É por isso que quando Lucy/ Louisa/ Jovem Mulher recebe ligações “de uma amiga” e ouve a gravação nunca é uma mulhr. É um homem idoso falando que não se sente lúcido… É o próprio Jake conversando com sua fantasia, avisando a respeito de sua angústia. Paralelamente a isso, a mulher tem enorme pressa em sair daquela casa e daquela cidade. Como Jake sempre quis. E jamais conseguiu.

Ao final, Estou pensando em acabar com tudo toma o cuidado de exibir todos os créditos. Mas de forma embaçada, difusa. Os nomes são minúsculos como se fosse necessário… Chegar bem perto para conhecer quem o fez. A cena pós-créditos revela um carro coberto de neve, e uma pequena porção de gelo caindo de um galho. O sol está chegando, mas entendemos que o corpo de Jake está naquele carro congelado. Ele jamais sairá da escola onde foi tão infeliz.

O Porco & Oklahoma

Tanto o porco quanto a citação ao musical Oklahoma são detalhes importantes no filme. Quando o casal chega a casa dos pais, Jake fala sobre porcos que estavam sendo comidos vivos por vermes. Não vemos estes animais, mas a cena é descrita com detalhes que enojam. E o jantar na casa é… Um porco! Aquele mesmo que surge como uma animação-espírito para conduzir Jake para seu descanso final.

Oklahoma é um musical recentemente citado em Watchmen. A Vanity Fair apontou esta dupla citação não como uma coincidência mas como um detalhe importante. O interesse em ir a fundo do típico homem norte-americano do interior. Curiosamente ou não, o musical não faz parte do livro em que o roteiro do filme se adaptou. No musical, o herói Curly confronta Jud Fry pela mocinha Laurey. No filme de Kaufman, os três papéis são aspectos da mesma pessoa e o confronto é no momento em que Jake nota que ele não está destinado a ser como Curly um herói. Ele será eternamente o vilão. O solitário.
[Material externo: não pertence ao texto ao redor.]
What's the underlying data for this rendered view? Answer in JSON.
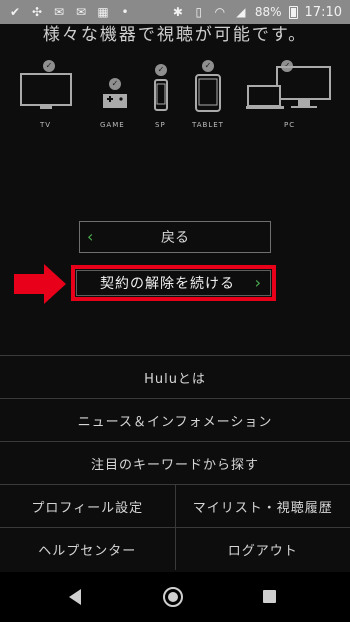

Por isso, ao final de seu discurso o personagem canta Lonely Room. Trata-se de uma música de Oklahoma em que Jud canta sobre a fantasia que Laurey termine em seus braços. E não nos de Curly “que acha que é melhor do que eu”. A Vanity Fair lembra ainda que na canção Pore Jud Is Daid, Curly sugere que Jud… Se mate! A cena pode ser feita de forma a ser cômica ou trágica mas o sentido está lá: os “Curlys” do Mundo acham que os “Jud” não têm lugar por aqui. Estou pensando em acabar com tudo mostra que o fã de musicais Jake, infelizmente, passou a concordar com isto.